Stefan Zweig deve morrer, de Deonísio da Silva, publicado pela Minotauro (Grupo Almedina), foi publicado em janeiro deste ano. Dividido em duas partes, narra-nos o último dia da vida do escritor Stefan Zweig, um dos mais importantes e mais conhecidos escritores da década de 1940 especialmente pelas suas várias biografias, como a de Fernão de Magalhães. Inimigo declarado do Reich alemão, vivia então refugiado no Brasil na companhia da mulher, Lotte, a judia-polaca Charlote Altman. A ação centra-se num único dia, 23 de fevereiro de 1942, em que Zweig narra na primeira pessoa aquelas que sabe serem as suas últimas horas de vida: o romance ecoa assim, de modo próprio, livros como a Crónica de uma Morte Anunciada ou Ulisses. Desta forma, pelo menos na primeira parte do livro, o autor segue a opinião geral dos biógrafos que afirmam que o casal se suicidou. Viviam no Brasil desde agosto de 1940; foram encontrados mortos na casa onde viviam, em Petrópolis, Rio de Janeiro, a 23 de fevereiro de 1942. Contudo, e mais concretamente na segunda parte do livro, vamos conhecendo o grupo de agentes do Reich que terá planeado e executado a morte do escritor: «Nós vamos executar o inimigo intelectual número um do Reich» (p. 96). De Charlote Altman, por ser mulher, quase não se fala; tanto que o autor se sente no direito de lhe conceder um capítulo só seu, narrado nas suas próprias palavras – o que mais uma vez nos remonta para a leitura de Ulisses, onde James Joyce concede as últimas páginas à corrente de consciência de Molly Bloom, a mulher do protagonista Leopold Bloom. Neste livro, curiosamente, a obra do autor que mais se destaca (referida diversas vezes) é Vinte e Quatro Horas na Vida de Uma Mulher.
Stefan Zweig deve morrer resulta num divertido pastiche literário, em que se cita (na verdade, reescreve-se) Luís de Camões na epígrafe de cada capítulo, com ironia e humor.
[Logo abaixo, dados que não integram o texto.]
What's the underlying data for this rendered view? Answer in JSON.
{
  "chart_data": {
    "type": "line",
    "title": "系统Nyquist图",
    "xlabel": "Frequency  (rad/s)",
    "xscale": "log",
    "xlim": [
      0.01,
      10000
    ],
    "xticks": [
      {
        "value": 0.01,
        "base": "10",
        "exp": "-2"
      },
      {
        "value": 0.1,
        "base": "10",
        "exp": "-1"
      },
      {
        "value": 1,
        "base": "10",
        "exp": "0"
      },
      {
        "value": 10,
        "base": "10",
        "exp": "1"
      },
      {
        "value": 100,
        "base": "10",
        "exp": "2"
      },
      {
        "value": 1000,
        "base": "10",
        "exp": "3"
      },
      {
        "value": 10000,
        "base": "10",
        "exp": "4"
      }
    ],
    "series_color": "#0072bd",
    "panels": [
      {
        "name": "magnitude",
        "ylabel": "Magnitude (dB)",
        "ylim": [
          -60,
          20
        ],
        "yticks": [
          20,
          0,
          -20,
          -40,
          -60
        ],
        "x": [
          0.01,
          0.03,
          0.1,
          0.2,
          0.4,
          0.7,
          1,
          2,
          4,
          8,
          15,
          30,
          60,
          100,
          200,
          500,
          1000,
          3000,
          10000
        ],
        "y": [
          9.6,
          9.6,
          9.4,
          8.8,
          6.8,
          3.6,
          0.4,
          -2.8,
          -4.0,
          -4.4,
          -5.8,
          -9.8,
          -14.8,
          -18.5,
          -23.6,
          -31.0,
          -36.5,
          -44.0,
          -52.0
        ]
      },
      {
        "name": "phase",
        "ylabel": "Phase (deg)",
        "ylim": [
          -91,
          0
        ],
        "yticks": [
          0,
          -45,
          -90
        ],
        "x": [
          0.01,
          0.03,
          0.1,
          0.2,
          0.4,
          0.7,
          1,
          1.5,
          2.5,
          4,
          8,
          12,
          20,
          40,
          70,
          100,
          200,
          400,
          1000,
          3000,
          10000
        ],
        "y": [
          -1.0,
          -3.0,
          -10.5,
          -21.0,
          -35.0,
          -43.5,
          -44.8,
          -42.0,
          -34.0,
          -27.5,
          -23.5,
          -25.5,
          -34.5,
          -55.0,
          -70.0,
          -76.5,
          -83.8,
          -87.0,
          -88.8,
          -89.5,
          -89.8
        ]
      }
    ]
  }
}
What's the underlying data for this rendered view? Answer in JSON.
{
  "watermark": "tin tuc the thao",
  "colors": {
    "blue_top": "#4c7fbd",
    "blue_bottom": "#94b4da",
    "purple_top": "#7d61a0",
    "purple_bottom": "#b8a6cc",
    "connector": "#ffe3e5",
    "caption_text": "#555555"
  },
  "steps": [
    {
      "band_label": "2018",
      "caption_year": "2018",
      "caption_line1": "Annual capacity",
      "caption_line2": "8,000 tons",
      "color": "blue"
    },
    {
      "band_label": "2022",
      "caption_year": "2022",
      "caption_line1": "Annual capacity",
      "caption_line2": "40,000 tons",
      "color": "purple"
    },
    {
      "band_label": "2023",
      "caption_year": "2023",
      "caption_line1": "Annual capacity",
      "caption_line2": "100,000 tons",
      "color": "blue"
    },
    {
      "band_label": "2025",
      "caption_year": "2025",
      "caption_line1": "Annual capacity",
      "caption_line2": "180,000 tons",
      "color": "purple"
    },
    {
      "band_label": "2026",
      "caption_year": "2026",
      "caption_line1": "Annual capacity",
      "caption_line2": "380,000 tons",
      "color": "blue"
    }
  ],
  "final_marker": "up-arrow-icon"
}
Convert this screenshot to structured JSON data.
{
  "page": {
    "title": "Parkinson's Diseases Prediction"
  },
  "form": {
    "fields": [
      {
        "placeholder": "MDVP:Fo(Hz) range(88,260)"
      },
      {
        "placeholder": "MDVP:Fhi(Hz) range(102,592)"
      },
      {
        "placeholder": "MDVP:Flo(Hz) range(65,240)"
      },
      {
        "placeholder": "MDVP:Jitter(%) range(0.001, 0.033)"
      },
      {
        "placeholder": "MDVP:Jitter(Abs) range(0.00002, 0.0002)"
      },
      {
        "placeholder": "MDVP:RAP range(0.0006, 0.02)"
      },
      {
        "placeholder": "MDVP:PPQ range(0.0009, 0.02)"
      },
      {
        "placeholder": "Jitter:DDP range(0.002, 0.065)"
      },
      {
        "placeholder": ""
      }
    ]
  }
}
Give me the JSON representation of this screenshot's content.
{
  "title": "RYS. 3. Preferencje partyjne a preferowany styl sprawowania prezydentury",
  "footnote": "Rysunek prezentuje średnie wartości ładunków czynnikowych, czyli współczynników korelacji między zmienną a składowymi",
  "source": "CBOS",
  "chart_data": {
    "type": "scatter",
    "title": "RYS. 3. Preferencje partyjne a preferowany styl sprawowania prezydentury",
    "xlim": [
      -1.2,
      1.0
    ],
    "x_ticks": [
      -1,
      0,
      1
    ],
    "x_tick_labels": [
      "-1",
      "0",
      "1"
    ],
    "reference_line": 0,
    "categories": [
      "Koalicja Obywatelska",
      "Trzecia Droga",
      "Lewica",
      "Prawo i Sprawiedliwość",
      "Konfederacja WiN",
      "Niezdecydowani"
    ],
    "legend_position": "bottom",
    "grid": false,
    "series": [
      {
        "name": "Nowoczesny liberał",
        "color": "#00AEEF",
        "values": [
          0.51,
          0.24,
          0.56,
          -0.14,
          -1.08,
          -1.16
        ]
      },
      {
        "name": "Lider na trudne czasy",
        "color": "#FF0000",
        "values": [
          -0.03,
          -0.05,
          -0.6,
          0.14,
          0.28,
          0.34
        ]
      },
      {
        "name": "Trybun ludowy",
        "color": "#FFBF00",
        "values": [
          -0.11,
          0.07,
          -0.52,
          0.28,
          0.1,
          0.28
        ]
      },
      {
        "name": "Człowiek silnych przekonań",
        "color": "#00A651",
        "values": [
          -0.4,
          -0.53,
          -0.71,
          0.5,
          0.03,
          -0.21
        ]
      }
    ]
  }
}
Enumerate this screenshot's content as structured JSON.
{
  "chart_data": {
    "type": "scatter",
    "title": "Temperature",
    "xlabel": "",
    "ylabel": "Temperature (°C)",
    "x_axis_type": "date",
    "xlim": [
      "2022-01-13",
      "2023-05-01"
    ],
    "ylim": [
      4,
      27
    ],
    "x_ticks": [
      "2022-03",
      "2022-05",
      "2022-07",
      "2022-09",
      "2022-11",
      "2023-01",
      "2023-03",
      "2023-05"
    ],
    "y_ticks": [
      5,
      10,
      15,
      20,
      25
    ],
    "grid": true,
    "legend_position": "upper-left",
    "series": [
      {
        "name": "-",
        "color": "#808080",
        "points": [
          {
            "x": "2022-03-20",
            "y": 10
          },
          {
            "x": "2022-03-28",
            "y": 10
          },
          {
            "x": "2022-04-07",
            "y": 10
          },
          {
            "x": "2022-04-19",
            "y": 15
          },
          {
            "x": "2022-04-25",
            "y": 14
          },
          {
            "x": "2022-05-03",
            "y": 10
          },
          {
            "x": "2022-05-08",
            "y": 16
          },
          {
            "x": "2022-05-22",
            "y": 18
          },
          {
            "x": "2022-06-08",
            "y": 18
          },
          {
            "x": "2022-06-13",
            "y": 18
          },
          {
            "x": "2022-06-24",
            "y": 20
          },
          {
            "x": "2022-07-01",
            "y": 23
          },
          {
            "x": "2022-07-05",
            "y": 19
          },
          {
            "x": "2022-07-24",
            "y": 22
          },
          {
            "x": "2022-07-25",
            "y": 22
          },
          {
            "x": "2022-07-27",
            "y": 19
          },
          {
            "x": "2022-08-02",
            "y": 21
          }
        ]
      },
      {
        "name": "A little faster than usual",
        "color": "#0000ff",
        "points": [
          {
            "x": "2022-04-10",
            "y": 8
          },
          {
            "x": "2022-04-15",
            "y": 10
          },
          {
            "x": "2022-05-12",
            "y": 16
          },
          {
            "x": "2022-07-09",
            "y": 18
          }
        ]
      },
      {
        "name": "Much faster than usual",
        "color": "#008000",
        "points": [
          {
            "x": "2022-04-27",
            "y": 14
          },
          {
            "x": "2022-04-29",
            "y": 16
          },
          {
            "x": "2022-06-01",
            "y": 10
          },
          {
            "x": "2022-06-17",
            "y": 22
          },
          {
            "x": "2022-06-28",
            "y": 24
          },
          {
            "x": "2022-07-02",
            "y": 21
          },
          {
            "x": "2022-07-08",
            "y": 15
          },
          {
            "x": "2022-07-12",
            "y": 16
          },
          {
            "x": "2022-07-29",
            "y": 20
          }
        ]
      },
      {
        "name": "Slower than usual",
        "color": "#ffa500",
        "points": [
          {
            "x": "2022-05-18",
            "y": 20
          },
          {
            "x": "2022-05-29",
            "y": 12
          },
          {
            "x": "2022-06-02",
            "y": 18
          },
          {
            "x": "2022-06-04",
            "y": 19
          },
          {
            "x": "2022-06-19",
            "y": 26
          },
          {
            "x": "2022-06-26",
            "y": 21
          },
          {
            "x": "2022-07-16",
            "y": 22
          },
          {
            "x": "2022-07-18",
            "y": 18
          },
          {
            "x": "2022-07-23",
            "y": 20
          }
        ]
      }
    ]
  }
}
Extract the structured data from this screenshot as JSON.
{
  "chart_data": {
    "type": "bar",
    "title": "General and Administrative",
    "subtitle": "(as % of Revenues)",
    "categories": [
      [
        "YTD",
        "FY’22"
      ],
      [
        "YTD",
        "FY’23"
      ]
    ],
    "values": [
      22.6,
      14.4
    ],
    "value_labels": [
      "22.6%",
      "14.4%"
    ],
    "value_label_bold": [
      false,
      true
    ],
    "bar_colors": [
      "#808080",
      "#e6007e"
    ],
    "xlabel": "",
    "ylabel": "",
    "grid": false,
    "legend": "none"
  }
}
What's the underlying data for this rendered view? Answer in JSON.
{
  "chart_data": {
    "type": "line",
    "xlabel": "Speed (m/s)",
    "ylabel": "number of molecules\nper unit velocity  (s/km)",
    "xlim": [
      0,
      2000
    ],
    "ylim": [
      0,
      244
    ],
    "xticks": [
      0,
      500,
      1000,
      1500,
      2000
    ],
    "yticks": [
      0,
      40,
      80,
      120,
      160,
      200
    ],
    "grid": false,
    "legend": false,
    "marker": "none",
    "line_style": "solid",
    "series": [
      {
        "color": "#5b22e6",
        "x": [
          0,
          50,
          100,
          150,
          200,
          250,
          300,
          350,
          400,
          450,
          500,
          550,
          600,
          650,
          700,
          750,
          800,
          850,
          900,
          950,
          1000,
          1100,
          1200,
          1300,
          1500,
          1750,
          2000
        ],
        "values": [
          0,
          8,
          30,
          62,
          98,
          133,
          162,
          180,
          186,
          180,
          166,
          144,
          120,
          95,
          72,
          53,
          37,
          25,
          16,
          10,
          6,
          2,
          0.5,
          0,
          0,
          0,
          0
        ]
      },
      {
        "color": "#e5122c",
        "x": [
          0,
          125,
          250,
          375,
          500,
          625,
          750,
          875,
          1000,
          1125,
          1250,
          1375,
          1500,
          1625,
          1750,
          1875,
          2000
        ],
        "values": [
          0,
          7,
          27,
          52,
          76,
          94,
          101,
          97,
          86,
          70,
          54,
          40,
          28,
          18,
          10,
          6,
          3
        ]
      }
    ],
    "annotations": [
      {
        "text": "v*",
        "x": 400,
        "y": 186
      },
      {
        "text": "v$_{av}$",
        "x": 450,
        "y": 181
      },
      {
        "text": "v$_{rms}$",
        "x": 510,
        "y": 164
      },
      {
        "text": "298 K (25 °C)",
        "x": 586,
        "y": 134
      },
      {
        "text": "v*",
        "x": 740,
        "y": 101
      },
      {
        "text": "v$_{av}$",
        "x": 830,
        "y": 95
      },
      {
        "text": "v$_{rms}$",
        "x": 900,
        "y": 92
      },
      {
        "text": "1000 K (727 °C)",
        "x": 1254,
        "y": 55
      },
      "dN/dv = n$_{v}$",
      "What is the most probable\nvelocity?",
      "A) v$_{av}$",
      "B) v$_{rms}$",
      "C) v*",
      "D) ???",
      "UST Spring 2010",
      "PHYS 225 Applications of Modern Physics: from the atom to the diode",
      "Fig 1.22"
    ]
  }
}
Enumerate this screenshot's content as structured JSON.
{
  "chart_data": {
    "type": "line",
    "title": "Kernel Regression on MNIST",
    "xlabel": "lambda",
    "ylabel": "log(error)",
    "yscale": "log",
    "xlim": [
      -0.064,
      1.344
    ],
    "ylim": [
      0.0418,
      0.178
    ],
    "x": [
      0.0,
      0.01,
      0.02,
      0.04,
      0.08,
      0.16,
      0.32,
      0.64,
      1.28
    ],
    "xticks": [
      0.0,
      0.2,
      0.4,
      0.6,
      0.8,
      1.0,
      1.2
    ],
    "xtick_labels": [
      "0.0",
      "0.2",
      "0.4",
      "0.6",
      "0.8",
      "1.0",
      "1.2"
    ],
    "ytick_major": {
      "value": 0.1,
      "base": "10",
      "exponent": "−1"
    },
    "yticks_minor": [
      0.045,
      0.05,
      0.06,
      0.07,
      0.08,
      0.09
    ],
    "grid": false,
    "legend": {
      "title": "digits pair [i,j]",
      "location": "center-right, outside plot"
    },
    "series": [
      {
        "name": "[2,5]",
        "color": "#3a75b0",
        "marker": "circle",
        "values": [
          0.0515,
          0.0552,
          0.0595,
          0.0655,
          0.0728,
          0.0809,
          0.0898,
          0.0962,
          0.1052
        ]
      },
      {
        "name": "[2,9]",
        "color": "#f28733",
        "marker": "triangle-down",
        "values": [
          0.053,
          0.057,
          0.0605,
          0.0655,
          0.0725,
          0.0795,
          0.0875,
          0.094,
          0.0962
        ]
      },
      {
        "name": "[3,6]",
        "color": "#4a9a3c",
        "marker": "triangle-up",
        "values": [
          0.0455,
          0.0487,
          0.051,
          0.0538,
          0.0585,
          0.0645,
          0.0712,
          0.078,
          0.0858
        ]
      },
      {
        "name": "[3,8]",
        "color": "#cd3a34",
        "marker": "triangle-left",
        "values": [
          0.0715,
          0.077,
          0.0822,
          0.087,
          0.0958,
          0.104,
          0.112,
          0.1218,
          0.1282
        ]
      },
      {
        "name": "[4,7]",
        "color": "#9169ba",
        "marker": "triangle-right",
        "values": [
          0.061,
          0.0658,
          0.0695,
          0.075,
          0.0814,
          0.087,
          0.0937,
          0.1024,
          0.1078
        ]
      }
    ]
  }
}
Os diálogos, quer entre os agentes do Reich quer entre os policiais que tentam compreender se é crime ou suicídio, são igualmente divertidos e com alguns equívocos. Simultaneamente, em especial na primeira parte, há uma certa meditação sobre o mundo e a vida, num tempo crítico e de crise existencial como o Holocausto, ao qual Zweig conseguiu fugir: «o continente abandonou a civilização superior, constituída em refúgio seguro para a humanidade, metendo-se todas as nações numa guerra bestial» (p. 41). No Brasil, nação que Zweig apelidou de “país do futuro”, contudo, parecem alheados ao que se passa do outro lado do oceano. E, subtilmente, o país também não escapa à crítica do autor.
Apoiado nas contradições dos relatos e nas lacunas das biografias, Deonísio da Silva parte do princípio que os dois podem ter sido assassinados.
«Um escritor sabe coisas que não pode demonstrar, que parecem inverossímeis a quase todos, que só se deparam com a verdade anunciada, depois de acontecida.» (p. 108)
A hipótese que o casal terá sido assassinado por nazis em conluio com o governo de Getúlio Vargas tem sido aventada por outras personalidades de renome.